While South Africa is the richest nation in sub-Saharan Africa and should have led the way in ARV distribution, its government was slow to act, and so far, only 37% of those in need of treatment in South Africa are receiving it. There is need to improve access to treatment of children living with HIV.

5.2 million people were living with HIV in 2009, with an estimated 413,000 new infections; South Africa is the hardest hit country by HIV and AIDS in absolute numbers. AIDS is the leading cause of maternal death accounting for 23% of all deaths. This is happening despite the free health care policy for pregnant women and children less than 6 years of age and the high coverage of services (92% ANC one visit, 91% skilled attendant deliveries1). The HIV and AIDS prevalence rate is 24.5%.

Zambia:

In Zambia, there are as many as 1.5 million orphaned children. According to figures released by the Central Statistical Office in 2007, there are only about 85,000 orphans and vulnerable children in Zambia. But the United Nations International Children’s Educational Fund (UNICEF) and other international humanitarian aid agencies put the present figure at over one million. UNAIDS estimates 1.1 million Zambians are living with HIV/AIDS; the prevalence rate for the 15-49 year age group is 15.2%.

Mozambique:

Mozambique has an estimated 1.2 million orphaned children, of which 350,000 have lost their parents to AIDS. Children living in child-headed households are in a particularly precarious situation.

9. Issues peculiar to countries

Birth certificates

For Zimbabwe, it is estimated that in 2009, 45% of children under five in urban areas and 70% in rural areas did not have birth certificates. This means that all these children did not have a legal name, nationality or citizenship rights.
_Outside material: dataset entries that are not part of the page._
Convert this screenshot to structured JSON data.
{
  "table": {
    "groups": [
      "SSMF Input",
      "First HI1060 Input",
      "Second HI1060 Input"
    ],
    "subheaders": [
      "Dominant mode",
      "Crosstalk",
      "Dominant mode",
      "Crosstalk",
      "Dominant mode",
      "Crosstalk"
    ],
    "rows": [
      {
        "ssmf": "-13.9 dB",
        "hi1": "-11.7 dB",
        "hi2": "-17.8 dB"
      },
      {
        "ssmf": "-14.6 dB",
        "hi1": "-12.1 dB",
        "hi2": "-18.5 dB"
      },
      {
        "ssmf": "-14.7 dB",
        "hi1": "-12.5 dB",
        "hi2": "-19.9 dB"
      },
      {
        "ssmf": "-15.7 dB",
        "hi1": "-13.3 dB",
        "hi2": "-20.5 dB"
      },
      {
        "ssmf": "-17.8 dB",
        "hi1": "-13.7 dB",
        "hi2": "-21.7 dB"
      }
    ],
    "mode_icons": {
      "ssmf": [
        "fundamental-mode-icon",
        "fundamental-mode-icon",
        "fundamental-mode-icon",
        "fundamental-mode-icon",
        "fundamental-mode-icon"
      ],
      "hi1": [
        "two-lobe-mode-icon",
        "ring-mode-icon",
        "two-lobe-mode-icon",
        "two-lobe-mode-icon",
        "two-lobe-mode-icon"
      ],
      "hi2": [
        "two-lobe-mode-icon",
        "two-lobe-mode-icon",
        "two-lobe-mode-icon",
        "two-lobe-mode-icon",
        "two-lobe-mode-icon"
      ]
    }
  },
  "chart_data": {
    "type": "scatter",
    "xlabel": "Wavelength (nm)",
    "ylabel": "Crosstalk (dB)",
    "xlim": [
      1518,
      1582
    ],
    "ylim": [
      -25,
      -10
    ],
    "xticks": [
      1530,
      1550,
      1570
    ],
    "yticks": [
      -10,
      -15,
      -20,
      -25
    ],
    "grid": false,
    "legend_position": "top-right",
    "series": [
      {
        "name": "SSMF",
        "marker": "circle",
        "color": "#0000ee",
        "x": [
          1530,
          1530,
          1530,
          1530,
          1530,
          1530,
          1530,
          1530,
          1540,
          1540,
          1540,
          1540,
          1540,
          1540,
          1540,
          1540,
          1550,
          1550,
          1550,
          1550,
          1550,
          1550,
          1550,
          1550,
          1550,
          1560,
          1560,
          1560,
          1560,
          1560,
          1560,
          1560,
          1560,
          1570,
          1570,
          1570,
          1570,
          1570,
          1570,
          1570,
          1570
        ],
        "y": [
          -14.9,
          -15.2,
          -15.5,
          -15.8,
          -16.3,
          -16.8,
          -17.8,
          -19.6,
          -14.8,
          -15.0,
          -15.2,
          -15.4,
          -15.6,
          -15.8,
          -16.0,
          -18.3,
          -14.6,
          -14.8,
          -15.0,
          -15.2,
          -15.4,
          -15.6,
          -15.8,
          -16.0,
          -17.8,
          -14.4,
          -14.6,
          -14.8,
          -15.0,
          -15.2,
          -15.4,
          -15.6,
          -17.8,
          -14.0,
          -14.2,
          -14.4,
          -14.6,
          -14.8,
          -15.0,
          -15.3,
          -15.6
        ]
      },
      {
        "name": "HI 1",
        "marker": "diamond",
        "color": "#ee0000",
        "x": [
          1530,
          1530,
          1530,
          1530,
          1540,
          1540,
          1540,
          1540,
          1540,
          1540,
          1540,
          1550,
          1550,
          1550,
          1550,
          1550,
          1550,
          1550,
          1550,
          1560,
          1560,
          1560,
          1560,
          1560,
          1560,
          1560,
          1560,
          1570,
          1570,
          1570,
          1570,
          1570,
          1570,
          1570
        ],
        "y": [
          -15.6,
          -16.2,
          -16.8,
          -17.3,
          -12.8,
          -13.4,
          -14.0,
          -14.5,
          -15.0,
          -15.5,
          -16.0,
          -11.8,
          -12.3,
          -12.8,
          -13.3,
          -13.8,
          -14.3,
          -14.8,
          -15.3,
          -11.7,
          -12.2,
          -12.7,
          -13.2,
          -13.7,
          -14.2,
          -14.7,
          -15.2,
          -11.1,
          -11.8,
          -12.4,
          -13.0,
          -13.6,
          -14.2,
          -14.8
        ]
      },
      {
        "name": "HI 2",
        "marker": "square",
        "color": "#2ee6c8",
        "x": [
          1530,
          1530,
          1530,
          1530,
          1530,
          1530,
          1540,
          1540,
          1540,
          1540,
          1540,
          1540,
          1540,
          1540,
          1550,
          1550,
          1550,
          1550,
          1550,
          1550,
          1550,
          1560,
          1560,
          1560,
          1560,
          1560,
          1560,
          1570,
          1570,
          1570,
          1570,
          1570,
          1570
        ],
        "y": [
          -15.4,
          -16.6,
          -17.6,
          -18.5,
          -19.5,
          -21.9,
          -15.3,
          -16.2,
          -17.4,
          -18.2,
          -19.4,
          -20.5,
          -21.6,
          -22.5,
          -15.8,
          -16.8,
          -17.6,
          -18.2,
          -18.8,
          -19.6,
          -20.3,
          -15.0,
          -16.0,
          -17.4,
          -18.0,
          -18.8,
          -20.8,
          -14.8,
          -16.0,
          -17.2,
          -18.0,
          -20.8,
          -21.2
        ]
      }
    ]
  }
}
This can be attributed to stringent rules that do not permit every child despite origin of parents to have birth certificates.

Child trafficking

For Mozambique, trafficking children to exploit them as sex-workers and domestic workers in the region is a growing concern. A report by the International Organisation on Migration estimates that approximately one thousand children and women are trafficked from Mozambique to South Africa every year for the purpose of exploitative labour and commercial sexual exploitation.

This phenomenon is also growing in Zimbabwe. In Zimbabwe however they are termed unaccompanied children.

Child labour

In Namibia, child labour is rife. According to the Ministry of Gender Equality and Child Welfare of Namibia, there is little data available on the economic exploitation of children, although it is a problem which is known to be particularly acute on farms, where employment relationships often involve entire families – with fathers performing farm labour, mothers performing domestic work, and children often being expected to “help out” without extra compensation. Although it is now illegal for employers to demand the labour of their employee’s children, enforcement of this rule on isolated farms will be difficult if not impossible.

The government of Namibia ratified The ILO Worst Forms of Child Labour Convention in 2000. The Convention requires ratifying governments to take measures to effect the immediate abolition of the ‘worst forms of child labour’. The worst forms of child labour include slavery, child prostitution, using a child for illegal activities, and work which by its nature or the circumstances is likely to harm the health, safety or morals of children.